Sometimes the design of custom attributes can require some thought. Your Miso solutions architects are available to help you think through the engineering implications. For example, if you have products that are only available in certain regions, how should you represent that? There are a few options:
- Have a list like:
{"regional_availability": ["region_1", "region_3", ...]} that contains all the regions that currently have the product
- Have multiple attributes like:
{"region_1_availability": true, "region_2_availability": false, ....} , where each attribute represents the availability of a particular region.

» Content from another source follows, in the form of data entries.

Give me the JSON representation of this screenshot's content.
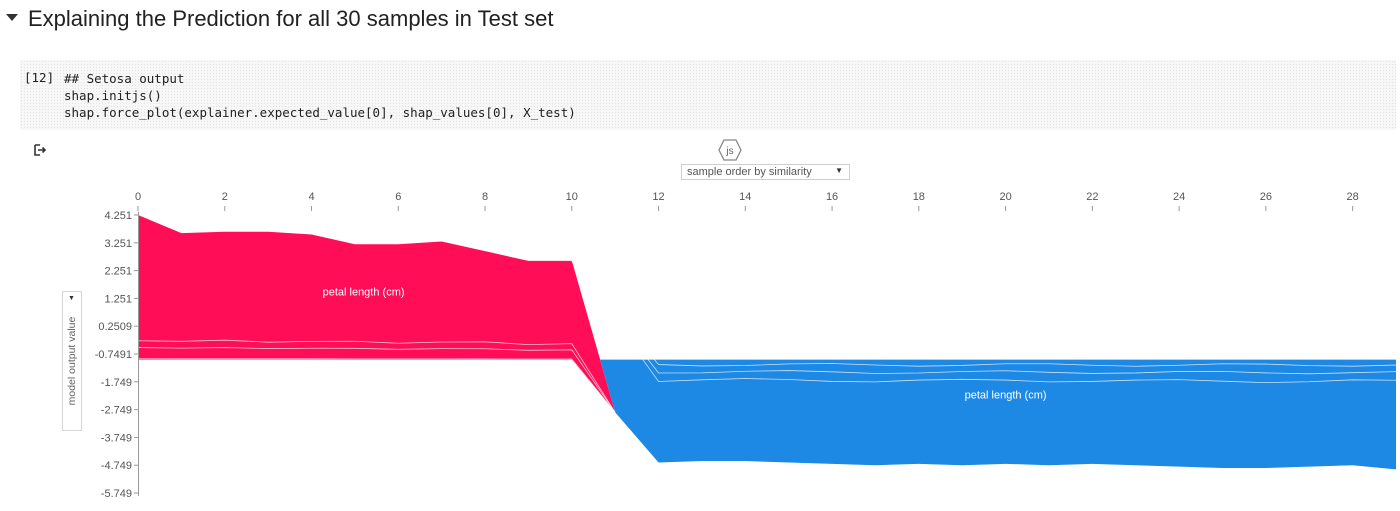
{
  "section": {
    "title": "Explaining the Prediction for all 30 samples in Test set"
  },
  "code_cell": {
    "execution_count": "[12]",
    "lines": [
      "## Setosa output",
      "shap.initjs()",
      "shap.force_plot(explainer.expected_value[0], shap_values[0], X_test)"
    ]
  },
  "output": {
    "js_badge": "js",
    "sample_order_select": "sample order by similarity",
    "y_select": "model output value"
  },
  "chart_data": {
    "type": "area",
    "title": "",
    "xlabel": "",
    "ylabel": "model output value",
    "x_ticks": [
      0,
      2,
      4,
      6,
      8,
      10,
      12,
      14,
      16,
      18,
      20,
      22,
      24,
      26,
      28
    ],
    "y_ticks": [
      "4.251",
      "3.251",
      "2.251",
      "1.251",
      "0.2509",
      "-0.7491",
      "-1.749",
      "-2.749",
      "-3.749",
      "-4.749",
      "-5.749"
    ],
    "y_tick_values": [
      4.251,
      3.251,
      2.251,
      1.251,
      0.2509,
      -0.7491,
      -1.749,
      -2.749,
      -3.749,
      -4.749,
      -5.749
    ],
    "xlim": [
      0,
      29
    ],
    "ylim": [
      -5.749,
      4.251
    ],
    "x": [
      0,
      1,
      2,
      3,
      4,
      5,
      6,
      7,
      8,
      9,
      10,
      11,
      12,
      13,
      14,
      15,
      16,
      17,
      18,
      19,
      20,
      21,
      22,
      23,
      24,
      25,
      26,
      27,
      28,
      29
    ],
    "model_output": [
      4.25,
      3.6,
      3.65,
      3.65,
      3.55,
      3.2,
      3.2,
      3.3,
      2.95,
      2.6,
      2.6,
      -2.85,
      -4.65,
      -4.6,
      -4.6,
      -4.65,
      -4.7,
      -4.75,
      -4.7,
      -4.75,
      -4.7,
      -4.75,
      -4.7,
      -4.75,
      -4.8,
      -4.85,
      -4.85,
      -4.8,
      -4.75,
      -4.9
    ],
    "base_value": -0.95,
    "positive_color": "#ff0d57",
    "negative_color": "#1e88e5",
    "area_labels": [
      {
        "text": "petal length (cm)",
        "x": 5.2,
        "y": 1.35
      },
      {
        "text": "petal length (cm)",
        "x": 20.0,
        "y": -2.35
      }
    ]
  }
}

For a “partial” update, option 2 might be easier, because you will only need to gather the availability for the specific regions you want to update.
Viewing Data
In Dojo, you can see the data that you’ve uploaded to Miso in a visual dashboard. See the Dojo Data Sets guide for more details.
You can also read your Product and User data via API.
Deleting Data
Dojo provides a way to delete data records and even wipe all the data in your environment. See the Dojo Data Sets guide for more details.
Programmatically, data can be deleted via API as well. Here is an example of how to delete data in bulk:
Get all product ids:
GET https://api.askmiso.com/v1/products/_ids
Body: NA
Response(200): {"data": {"ids": ["PRODUCT_1", "PRODUCT_2"]}}
Bulk delete products by ids:
POST https://api.askmiso.com/v1/products/_delete
Body: {"data": {"product_ids": ["PRODUCT_1", "PRODUCT_2"]}}
Response(200): {"message": "success"}
Troubleshooting
422 Errors (Schema Validation)
When a data upload fails, it is usually due to a schema (formatting) error.
Any schema error will cause the whole request to fail: the API will return status_code=422, and none of the records will be inserted. You should check the data field in the response to see where the errors are located. For example, the response below means there are schema errors in the interaction record at index 0:
{
"errors": true, // there are errors. please check!
"message": "None of the records were inserted because at least one of them contained schema errors. Please see the `data` field for details.",
"data": [
"data.0.product_ids is invalid. The attribute was expected to be of type ''array', 'null'' but type 'string' was given.",
"data.0.timestamp is invalid. The attribute should match the 'date-time' format."
]
}
We log schema errors on our end as well. If you ever need help troubleshooting, contact your Miso solutions engineer — we’re confident we can solve the problem together.
Incorrect Data
It’s a good idea to review your data in Dojo to make sure that it looks correct. If data has been uploaded in error, you can delete it, or overwrite the incorrect fields by uploading a new version. Miso automatically deduplicates records during upload and will keep the newest version.